Suriye sahasında Amerikalılara kafa tuttukça Türkiye içinde hareketlenmeler yaşanıyor farkında mısınız
Suriye’de olup bitenin özeti şu sanırım: Esad kaldı. Rusya Suriye üzerinden Akdeniz’e uzandı. Meşru muhalefet küçücük alanlara sıkıştı.
Sınır dışına çıkanlar Türkiye’ye sığındı. İran, Obama dönemindeki desteği göremeyince Rusya ile sahada var olma yolunu tercih etti. Amerika, kendi uzun vadeli stratejik hedefi için Mümbiç’ten, İran sınırına kadar olan bölgede PYD-YPG/PKK terör örgütü üzerinden kuzeyde bir alan açtı. Türkiye, Zeytin Dalı ve Fırat Kalkanı ile terör koridorunun “batı kapısı”nı, Pençe-1 ve Pençe-2 harekatıyla (Kuzey Irak) doğu kapısını kapattı.

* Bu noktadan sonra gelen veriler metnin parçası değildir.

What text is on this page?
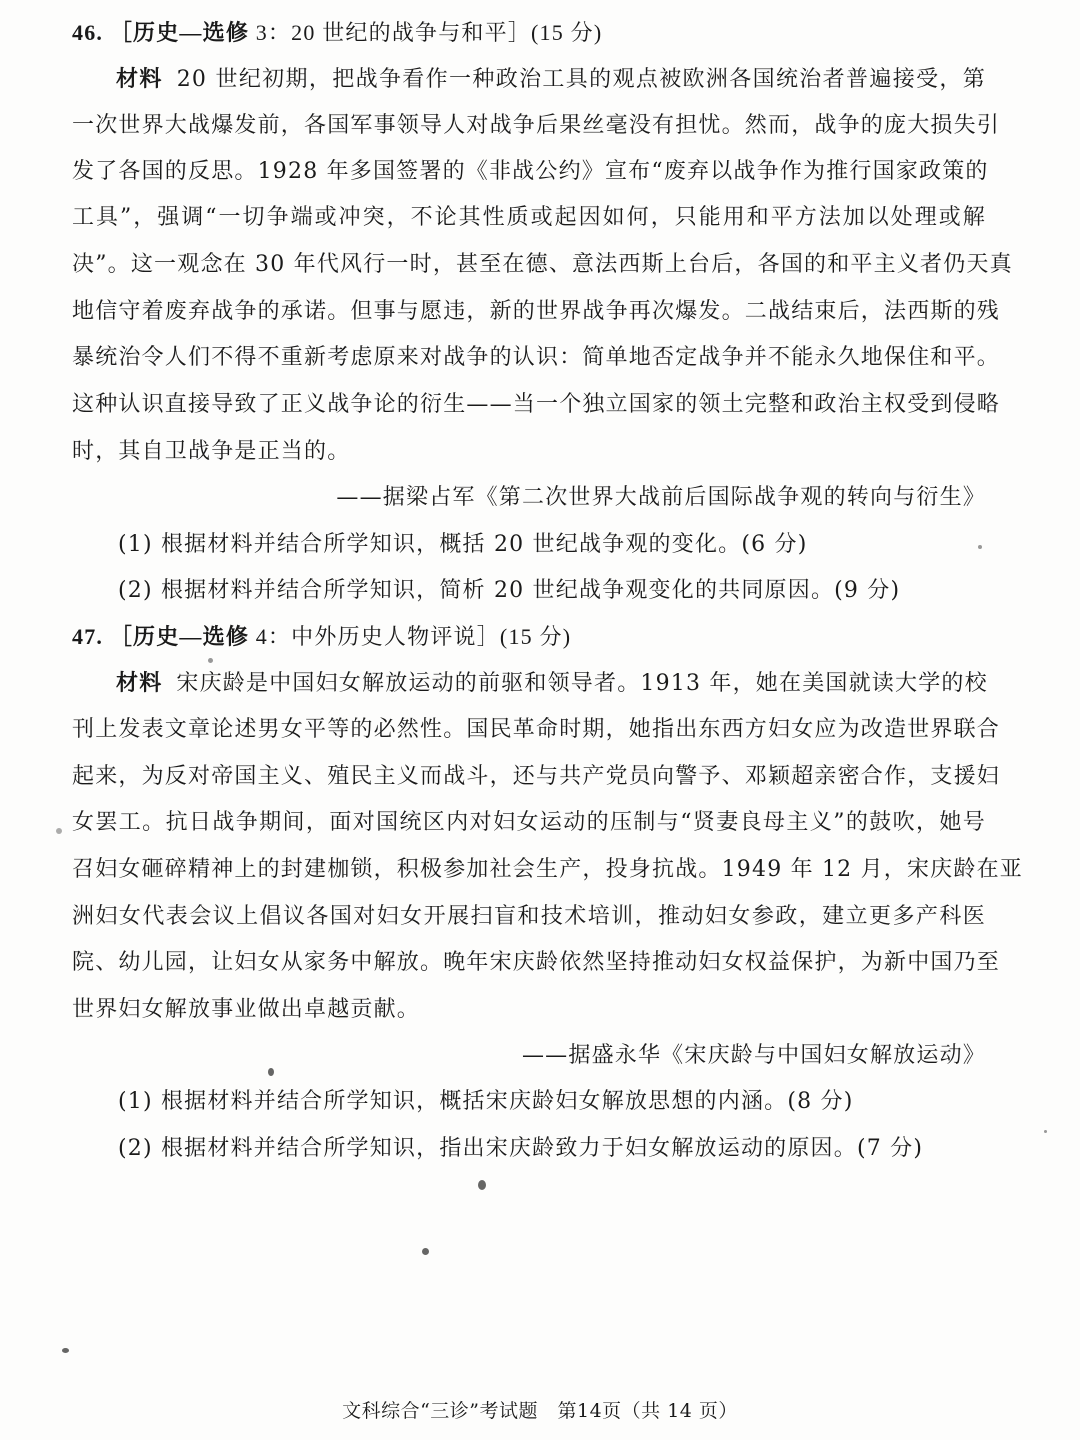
46. ［历史—选修 3：20 世纪的战争与和平］(15 分)
材料 20 世纪初期，把战争看作一种政治工具的观点被欧洲各国统治者普遍接受，第
一次世界大战爆发前，各国军事领导人对战争后果丝毫没有担忧。然而，战争的庞大损失引
发了各国的反思。1928 年多国签署的《非战公约》宣布“废弃以战争作为推行国家政策的
工具”，强调“一切争端或冲突，不论其性质或起因如何，只能用和平方法加以处理或解
决”。这一观念在 30 年代风行一时，甚至在德、意法西斯上台后，各国的和平主义者仍天真
地信守着废弃战争的承诺。但事与愿违，新的世界战争再次爆发。二战结束后，法西斯的残
暴统治令人们不得不重新考虑原来对战争的认识：简单地否定战争并不能永久地保住和平。
这种认识直接导致了正义战争论的衍生——当一个独立国家的领土完整和政治主权受到侵略
时，其自卫战争是正当的。
——据梁占军《第二次世界大战前后国际战争观的转向与衍生》
(1) 根据材料并结合所学知识，概括 20 世纪战争观的变化。(6 分)
(2) 根据材料并结合所学知识，简析 20 世纪战争观变化的共同原因。(9 分)
47. ［历史—选修 4：中外历史人物评说］(15 分)
材料 宋庆龄是中国妇女解放运动的前驱和领导者。1913 年，她在美国就读大学的校
刊上发表文章论述男女平等的必然性。国民革命时期，她指出东西方妇女应为改造世界联合
起来，为反对帝国主义、殖民主义而战斗，还与共产党员向警予、邓颖超亲密合作，支援妇
女罢工。抗日战争期间，面对国统区内对妇女运动的压制与“贤妻良母主义”的鼓吹，她号
召妇女砸碎精神上的封建枷锁，积极参加社会生产，投身抗战。1949 年 12 月，宋庆龄在亚
洲妇女代表会议上倡议各国对妇女开展扫盲和技术培训，推动妇女参政，建立更多产科医
院、幼儿园，让妇女从家务中解放。晚年宋庆龄依然坚持推动妇女权益保护，为新中国乃至
世界妇女解放事业做出卓越贡献。
——据盛永华《宋庆龄与中国妇女解放运动》
(1) 根据材料并结合所学知识，概括宋庆龄妇女解放思想的内涵。(8 分)
(2) 根据材料并结合所学知识，指出宋庆龄致力于妇女解放运动的原因。(7 分)
文科综合“三诊”考试题　第14页（共 14 页）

Sonuçta, bütün taraflar sahadaki varlıklarını siyaseten de yerleşik hale getirmeye çalışıyor.
Türkiye’nin “Suriye’nin toprak bütünlüğü” konusunda Rusya ve İran ile ortak perspektifi var.
“Sahadaki bütün terör örgütleriyle mücadele” konusundaysa hem Rusya hem İran’ın ikircikli tavrını biliyoruz. İdlib özelinde yaşanan süreçte Türkiye’nin de terör listesine aldığı HTŞ dışında neredeyse Rusya ve İran’ın terörist dediği ile Türkiye’nin tanımları arasında farklar var. Bu farklar yüzündendir ki İdlib’te orantısız bir müdahale söz konusu.